When it comes to polarizing creatures, perhaps none is as divisive as the white-tailed deer
It's not only wild animals that suffer from living too close to people. We have our own concerns about living in such proximity.
Even if you appreciate that bats eat pest insects and help pollinate plants, you probably don’t want them living in your attic, says Linda Huebner, the former assistant director of advocacy at the Massachusetts Society for the Prevention of Cruelty to Animals who oversaw its Living with Wildlife program for six years. “Although the risk is very small, bats are still the source of nearly all U.S. rabies cases in humans,” she says.
Raccoons not only tear apart garbage bags, they also shed a roundworm in their feces that’s potentially fatal to humans, she says. And although harmless in most locations, beavers can flood out septic systems and roads with their impressive dams.
Potential problems like these don’t just create human-animal conflict—they also spark human-human conflict, says Huebner, who received a master’s degree in animals and public policy from Cummings School in 1996. “You know who always seem to own homes right next to each other? Someone who wants to see wildlife every day—and someone who doesn’t,” she says.
When it comes to polarizing creatures, perhaps none is as divisive as the white-tailed deer.
“Deer are evil. You can quote me on that,” says Sam Telford, an expert on tick-borne diseases and a professor at Cummings School. An animal lover, Telford says he’s a public health official at heart—and that Bambi’s offenses speak for themselves.
Telford has spent 30 years studying how the deer population is related to the number of ticks present in an area—he’s found as many as 300 ticks on a single deer. “That’s only one week’s accumulation,” he says, “and if half of those are female, that’s 150 ticks, each enjoying a meal that will allow it to lay another 2,000 eggs.”
Deer ticks can carry five different infectious diseases that affect people, Telford says. The alarming growth in Lyme disease cases alone—they nearly doubled between 2004 and 2009, when almost 38,500 people were diagnosed in the U.S.—is reason enough to be grim about ample deer populations. “Car accidents [involving deer] are a public health issue, too,” notes Telford.
Most communities in eastern Massachusetts have about 20 to 25 deer per square mile, according to Telford. Rutberg notes that in the Mid-Atlantic states, including New York, Pennsylvania and Maryland, there can be 30, 40 or more deer per square mile.

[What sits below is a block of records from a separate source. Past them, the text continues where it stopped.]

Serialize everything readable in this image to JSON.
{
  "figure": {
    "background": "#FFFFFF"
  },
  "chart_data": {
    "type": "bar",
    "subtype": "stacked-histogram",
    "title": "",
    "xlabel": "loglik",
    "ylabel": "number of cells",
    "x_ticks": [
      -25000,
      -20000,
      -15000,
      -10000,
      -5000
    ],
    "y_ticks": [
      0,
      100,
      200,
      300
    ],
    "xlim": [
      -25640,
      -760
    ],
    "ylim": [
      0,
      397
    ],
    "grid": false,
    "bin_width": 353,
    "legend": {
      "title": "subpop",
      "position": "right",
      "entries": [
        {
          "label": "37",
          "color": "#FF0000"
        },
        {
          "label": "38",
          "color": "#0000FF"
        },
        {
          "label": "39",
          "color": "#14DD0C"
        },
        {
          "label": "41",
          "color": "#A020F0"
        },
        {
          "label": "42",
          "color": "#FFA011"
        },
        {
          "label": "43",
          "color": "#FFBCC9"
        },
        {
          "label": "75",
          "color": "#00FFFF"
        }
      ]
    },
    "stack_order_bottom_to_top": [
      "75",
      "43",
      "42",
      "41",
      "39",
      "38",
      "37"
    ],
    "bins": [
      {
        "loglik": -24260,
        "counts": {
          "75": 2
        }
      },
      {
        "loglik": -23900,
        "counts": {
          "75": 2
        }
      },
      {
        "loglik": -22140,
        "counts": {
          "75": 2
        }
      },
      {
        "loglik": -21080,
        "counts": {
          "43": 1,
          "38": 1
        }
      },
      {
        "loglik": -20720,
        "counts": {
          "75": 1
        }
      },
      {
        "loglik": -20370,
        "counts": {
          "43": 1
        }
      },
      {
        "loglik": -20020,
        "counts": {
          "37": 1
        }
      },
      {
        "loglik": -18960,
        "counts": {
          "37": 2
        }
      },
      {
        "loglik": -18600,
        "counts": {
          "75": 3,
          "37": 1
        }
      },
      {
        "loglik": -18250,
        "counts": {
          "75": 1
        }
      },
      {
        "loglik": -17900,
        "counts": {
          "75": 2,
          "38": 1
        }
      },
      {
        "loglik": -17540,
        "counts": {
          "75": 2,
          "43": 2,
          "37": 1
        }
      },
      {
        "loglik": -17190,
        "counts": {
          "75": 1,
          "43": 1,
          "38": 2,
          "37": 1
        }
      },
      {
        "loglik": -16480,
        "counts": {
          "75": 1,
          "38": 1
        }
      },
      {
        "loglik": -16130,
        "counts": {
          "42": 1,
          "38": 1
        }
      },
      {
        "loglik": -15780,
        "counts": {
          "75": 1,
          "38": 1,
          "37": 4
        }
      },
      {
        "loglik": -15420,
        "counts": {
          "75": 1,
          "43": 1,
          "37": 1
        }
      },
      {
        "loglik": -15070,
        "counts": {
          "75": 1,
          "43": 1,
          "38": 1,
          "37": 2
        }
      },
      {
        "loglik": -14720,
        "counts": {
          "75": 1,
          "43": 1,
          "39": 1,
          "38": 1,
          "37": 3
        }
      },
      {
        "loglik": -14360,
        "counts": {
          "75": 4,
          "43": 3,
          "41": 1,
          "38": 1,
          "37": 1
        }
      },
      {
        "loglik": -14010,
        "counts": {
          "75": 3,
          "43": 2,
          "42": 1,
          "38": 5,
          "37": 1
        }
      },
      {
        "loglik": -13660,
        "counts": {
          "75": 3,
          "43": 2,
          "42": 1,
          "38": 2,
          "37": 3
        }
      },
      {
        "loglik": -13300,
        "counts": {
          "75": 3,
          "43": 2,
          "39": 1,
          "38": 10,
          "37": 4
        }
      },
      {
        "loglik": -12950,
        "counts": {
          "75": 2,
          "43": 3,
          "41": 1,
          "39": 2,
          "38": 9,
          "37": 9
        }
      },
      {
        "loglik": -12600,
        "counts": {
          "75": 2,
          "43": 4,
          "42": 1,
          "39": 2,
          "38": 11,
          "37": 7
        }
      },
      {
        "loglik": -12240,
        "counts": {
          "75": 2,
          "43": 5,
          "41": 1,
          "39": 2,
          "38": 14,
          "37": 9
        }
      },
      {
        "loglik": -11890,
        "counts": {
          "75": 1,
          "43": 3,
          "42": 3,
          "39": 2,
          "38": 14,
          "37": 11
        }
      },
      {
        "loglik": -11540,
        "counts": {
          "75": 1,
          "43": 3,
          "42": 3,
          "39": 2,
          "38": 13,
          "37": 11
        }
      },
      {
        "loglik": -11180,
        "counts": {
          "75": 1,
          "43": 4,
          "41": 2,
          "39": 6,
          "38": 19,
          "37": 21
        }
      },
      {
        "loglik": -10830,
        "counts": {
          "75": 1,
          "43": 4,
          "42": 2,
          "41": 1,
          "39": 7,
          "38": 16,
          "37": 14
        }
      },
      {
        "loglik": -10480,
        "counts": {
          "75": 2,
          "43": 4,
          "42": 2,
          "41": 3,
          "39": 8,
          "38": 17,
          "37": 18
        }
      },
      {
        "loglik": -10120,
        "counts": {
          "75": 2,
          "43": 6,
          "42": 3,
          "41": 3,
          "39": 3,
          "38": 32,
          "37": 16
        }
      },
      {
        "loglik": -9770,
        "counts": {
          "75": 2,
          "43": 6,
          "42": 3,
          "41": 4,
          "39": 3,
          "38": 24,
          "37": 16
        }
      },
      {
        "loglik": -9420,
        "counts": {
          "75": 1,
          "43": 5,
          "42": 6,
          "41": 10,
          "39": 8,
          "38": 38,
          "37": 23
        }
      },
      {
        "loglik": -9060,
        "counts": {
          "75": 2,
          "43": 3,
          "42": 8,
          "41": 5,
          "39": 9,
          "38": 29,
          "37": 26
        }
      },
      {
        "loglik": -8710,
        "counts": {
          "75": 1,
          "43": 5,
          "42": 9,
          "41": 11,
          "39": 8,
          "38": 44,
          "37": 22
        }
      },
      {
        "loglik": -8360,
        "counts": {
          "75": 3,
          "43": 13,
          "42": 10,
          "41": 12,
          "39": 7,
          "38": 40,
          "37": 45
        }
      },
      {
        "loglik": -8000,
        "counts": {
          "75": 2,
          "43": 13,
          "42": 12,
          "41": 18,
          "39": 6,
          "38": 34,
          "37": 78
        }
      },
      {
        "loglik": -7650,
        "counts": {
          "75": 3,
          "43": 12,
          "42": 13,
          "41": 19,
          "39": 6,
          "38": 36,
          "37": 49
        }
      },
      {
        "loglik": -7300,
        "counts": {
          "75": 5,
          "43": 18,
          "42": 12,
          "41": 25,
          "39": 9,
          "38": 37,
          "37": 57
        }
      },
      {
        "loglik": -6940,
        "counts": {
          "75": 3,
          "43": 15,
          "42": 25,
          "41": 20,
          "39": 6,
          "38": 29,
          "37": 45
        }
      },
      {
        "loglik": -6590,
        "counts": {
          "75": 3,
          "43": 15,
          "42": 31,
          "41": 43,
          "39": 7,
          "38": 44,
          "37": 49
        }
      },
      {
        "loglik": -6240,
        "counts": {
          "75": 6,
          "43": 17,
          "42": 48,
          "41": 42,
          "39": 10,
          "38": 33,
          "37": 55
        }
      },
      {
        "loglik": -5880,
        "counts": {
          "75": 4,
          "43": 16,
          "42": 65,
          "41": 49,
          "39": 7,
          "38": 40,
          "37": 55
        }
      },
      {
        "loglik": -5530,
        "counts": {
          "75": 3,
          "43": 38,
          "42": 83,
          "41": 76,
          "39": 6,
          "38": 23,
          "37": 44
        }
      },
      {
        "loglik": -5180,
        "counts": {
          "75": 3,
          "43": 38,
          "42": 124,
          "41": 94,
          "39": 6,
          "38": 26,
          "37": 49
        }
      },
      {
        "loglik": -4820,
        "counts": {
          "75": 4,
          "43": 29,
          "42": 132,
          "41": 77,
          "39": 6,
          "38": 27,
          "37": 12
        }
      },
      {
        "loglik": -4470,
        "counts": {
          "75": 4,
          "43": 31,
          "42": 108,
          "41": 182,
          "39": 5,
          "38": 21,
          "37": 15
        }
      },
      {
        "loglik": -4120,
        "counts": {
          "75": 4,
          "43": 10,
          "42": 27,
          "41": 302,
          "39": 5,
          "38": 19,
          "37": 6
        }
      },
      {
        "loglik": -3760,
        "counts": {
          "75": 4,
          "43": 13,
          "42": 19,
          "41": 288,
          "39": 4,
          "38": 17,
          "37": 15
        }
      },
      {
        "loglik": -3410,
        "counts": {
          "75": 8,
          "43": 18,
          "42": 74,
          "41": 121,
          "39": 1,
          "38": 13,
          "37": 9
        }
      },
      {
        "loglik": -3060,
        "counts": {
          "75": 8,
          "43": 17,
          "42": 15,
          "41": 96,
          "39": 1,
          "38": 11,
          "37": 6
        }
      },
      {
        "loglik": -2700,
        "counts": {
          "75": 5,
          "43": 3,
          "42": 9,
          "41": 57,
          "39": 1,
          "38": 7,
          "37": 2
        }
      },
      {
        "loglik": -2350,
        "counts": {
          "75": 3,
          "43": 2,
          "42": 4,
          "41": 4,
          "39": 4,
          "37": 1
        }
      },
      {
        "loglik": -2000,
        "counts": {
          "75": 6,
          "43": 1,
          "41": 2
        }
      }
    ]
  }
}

To curb the incidence of Lyme disease alone, Telford and Rutberg say the deer population needs to be reduced to five or fewer animals per square mile. This could be best achieved through an increase in hunting, Telford says, because it’s a free solution. However, in the densely populated Northeast, fewer and fewer suburbs have land open to hunting with firearms. “Out of two square miles, there might be 50 or 100 acres where you can discharge a gun,” putting more than 90 percent of the land off-limits, Rutberg says.
As a result, public discussion in many communities has turned to an expansion of bow hunting. Throughout the eastern U.S., town meetings about deer control draw equally large numbers of hunting supporters and opponents.
Such was the case in Hastings-on-Hudson, N.Y., a small village 16 miles north of Manhattan. As a result, the mayor opted for a radically different approach to reduce the 120-deer herd that has overrun the town’s two square miles: the country’s first birth-control study of free-roaming deer.
Rutberg will lead a team seeking to inject 40 to 50 does with a contraceptive vaccine over the next two years. The community hopes the vaccines—which work for at least two years with one dose and have no harmful side effects—will reduce the deer population by 40 percent.
“It won’t be easy, but we wouldn’t be attempting it if wasn’t doable,” says Rutberg, who has studied the effectiveness of birth control in deer and wild horse populations for more than 20 years. “We’ve shown that we can reduce deer populations in relatively confined spaces” by 30 to 60 percent, he says.
More than 50 residents volunteered to assist with the research project. Children and adults will track the movement of deer in their neighborhoods and report to an online database. Others will monitor whether deer consumption of seedlings declines as a result of the program. The local high school environmental studies class is helping set up fenced areas to assess how deer grazing affects local vegetation.
Rutberg says that he’s impressed by the extent to which community members have been involved in the birth-control project. “There’s a lot of concern these days about what is known as nature-deficit disorder,” he says. The term was coined by the journalist Richard Louv in his 1995 book Last Child in the Woods, in which he argues that kids’ behavioral problems are on the rise because they’re spending less time outdoors. The Hastings-on-Hudson program, Rutberg says, “has provided an extraordinary opportunity for people to get more engaged with wildlife and their own habitat.”